When I went through my first miscarriage after having my son my instinct was to get pregnant again as fast as possible. I wanted to believe that being pregnant again would erase the pain of my loss. In a way, I saw having another baby as a cure for my grief, an emotion I desperately wanted to escape.
I remember asking a friend who had lost a baby right before having her daughter if it would work. Would the pain go away when I had another baby? She told me, "Yes and no." She said that she'd never forget the pregnancy she lost, but once her baby was born she stopped thinking about her "baby in heaven" as often. She became focused on her love for her daughter and was able to stop fixating on the pain and grief of her loss.
I wouldn't end up experiencing the joy of my rainbow baby for three more years, and only after losing three more babies, including Sidney's twin. By the time I had Sidney my expectations for erasing grief were much lower. I didn't expect my baby to take away the pain I'd experienced. I knew by then that nothing really can - that the grief of losing a child (even a potential child) is something that a mother must learn to carry forever. The trick isn't to hide from it or make it go away, but to accept the pain, to tuck it away into your heart where you can reach it when you need to without getting in the way of finding love and joy in the present.
Like just about everything with motherhood, the actual experience of having a rainbow baby has been a bit different than I could have guessed. My love for this beautiful baby is a slow burn. I feel like when I had Charlie my heart exploded daily with layer after layer of intense emotion, but this time around that emotion is coming in a slow, steady stream instead. I think part of it is that I'm distracted by caring for two children at once, but another factor at work is that I'm still not fully healed from my heart being broken over and over again.
There is still a part of me that is holding back, that is afraid that I will blink my eyes and she will disappear. Part of me is still scared of how much I love her.
The thing is that hearts don't heal overnight, no matter how beautiful and perfect the balm. It's a slow process, but I can feel that the wheels are in motion. Late at night, when we are rocking together in my silent bedroom my thoughts tend to drift. I find myself realizing things and connecting dots. I am learning to forgive myself and forgive my body for the times it failed me. I'm learning to grant myself the same compassion I so easily offer other mothers who have lost their babies.
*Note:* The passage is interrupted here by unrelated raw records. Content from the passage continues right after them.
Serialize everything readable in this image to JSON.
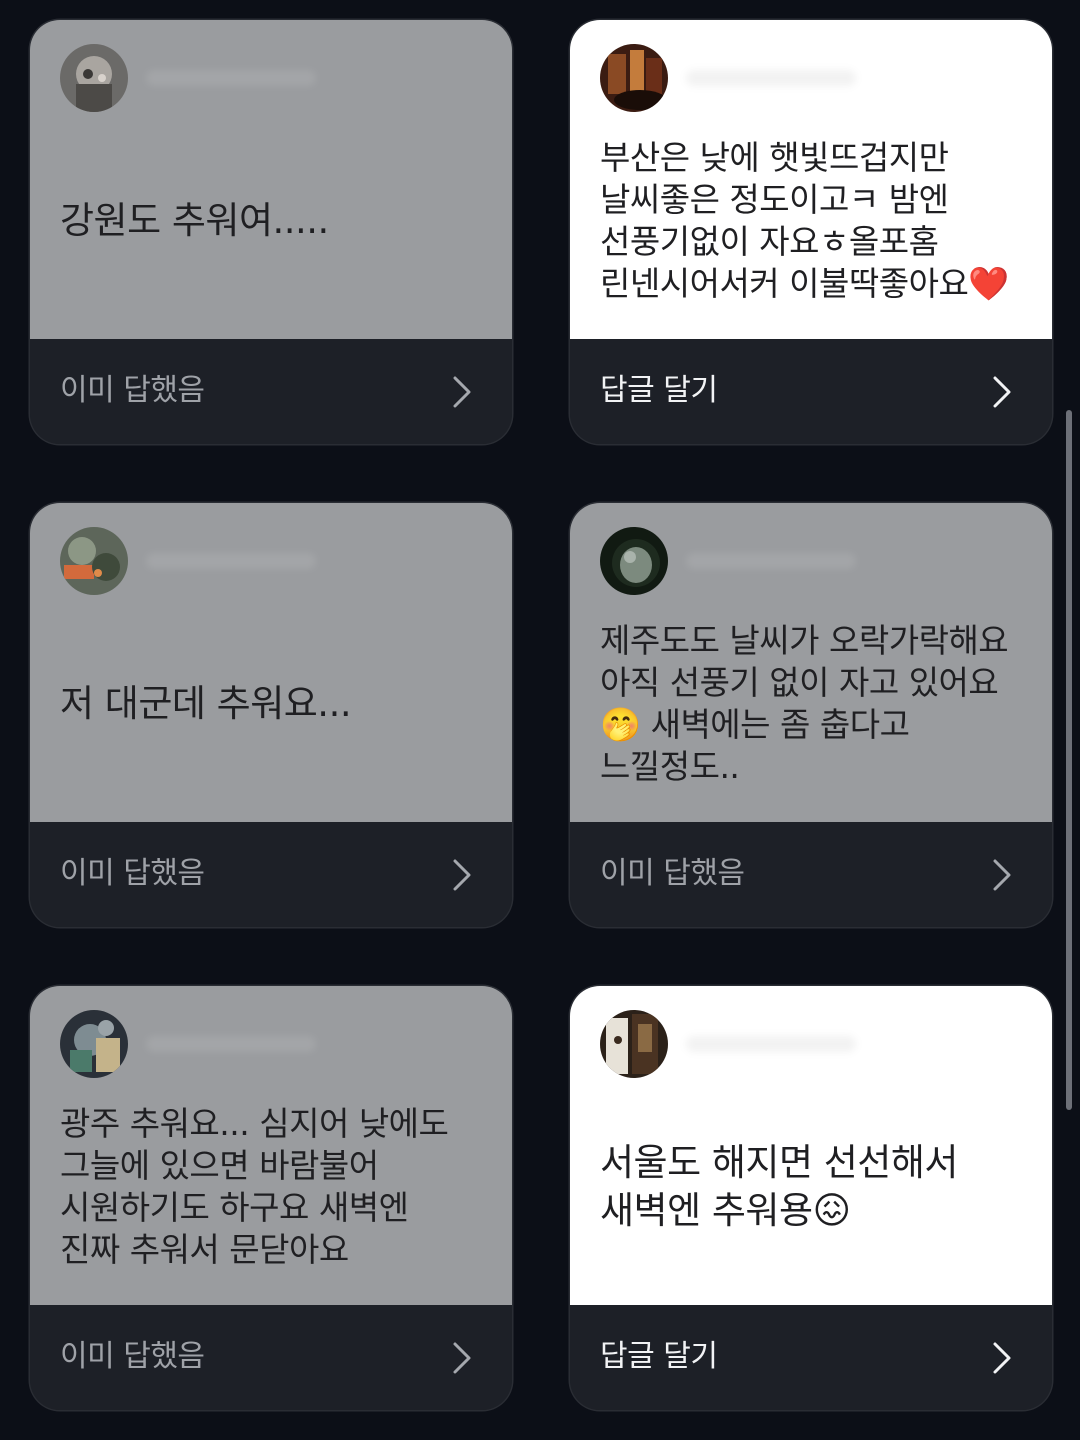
{
  "cards": [
    {
      "message": "강원도 추워여.....",
      "action_label": "이미 답했음",
      "state": "answered"
    },
    {
      "message": "부산은 낮에 햇빛뜨겁지만\n날씨좋은 정도이고ㅋ 밤엔\n선풍기없이 자요ㅎ올포홈\n린넨시어서커 이불딱좋아요",
      "message_emoji": "❤️",
      "action_label": "답글 달기",
      "state": "unanswered"
    },
    {
      "message": "저 대군데 추워요...",
      "action_label": "이미 답했음",
      "state": "answered"
    },
    {
      "message": "제주도도 날씨가 오락가락해요\n아직 선풍기 없이 자고 있어요\n🤭 새벽에는 좀 춥다고\n느낄정도..",
      "action_label": "이미 답했음",
      "state": "answered"
    },
    {
      "message": "광주 추워요... 심지어 낮에도\n그늘에 있으면 바람불어\n시원하기도 하구요 새벽엔\n진짜 추워서 문닫아요",
      "action_label": "이미 답했음",
      "state": "answered"
    },
    {
      "message": "서울도 해지면 선선해서\n새벽엔 추워용😖",
      "action_label": "답글 달기",
      "state": "unanswered"
    }
  ],
  "icons": {
    "chevron": "chevron-right-icon",
    "avatar": "profile-avatar"
  },
  "colors": {
    "background": "#0c0f17",
    "answered_card": "#9a9c9f",
    "unanswered_card": "#ffffff",
    "footer": "#1d2027",
    "heart": "#e5242b"
  }
}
"I'm sorry this happened to you." Until now I don't think I've ever really said it to MYSELF. Last night I did, and that's when I realized that Sidney isn't healing me in the way I had dreamed she would so many years ago. She is not an emotional eraser or a tiny genie here to grant my wishes. She was not born to solve my problems.
She was born to be loved, and as with so so many things in life. Love is the answer, and I'm realizing that it's finally time for me to learn to love myself.
Like so many women, learning to love myself has been something I have struggled with for my entire life. It's not necessarily that I dislike myself or that there is anything particularly wrong with me. It's just that for some reason I don't believe that I am worthy of the same love I pile on others. But how can you forgive someone without loving them? How can you support someone or make their wellness a priority without loving them? You can't - not properly.
Now that I have a daughter I feel a huge responsibility toward her. Life in a female body is never easy, and I long to give her the tools to navigate this world with confidence, courage, and joy. I know from experience that the best way to teach your children is by example. If I want Sidney to have the tools for a happy life I must first get them for myself.
She was born to be loved, and I love her so. There's no way I'm sending her out into life unarmed.
Lucky for me, love begets love, and the more I feel for my children the easier it seems to be to extend that love to myself. I've got a long way to go before I get it right, but I have the best motivation in the world. This heart WILL be healed, and I will be the one to heal it.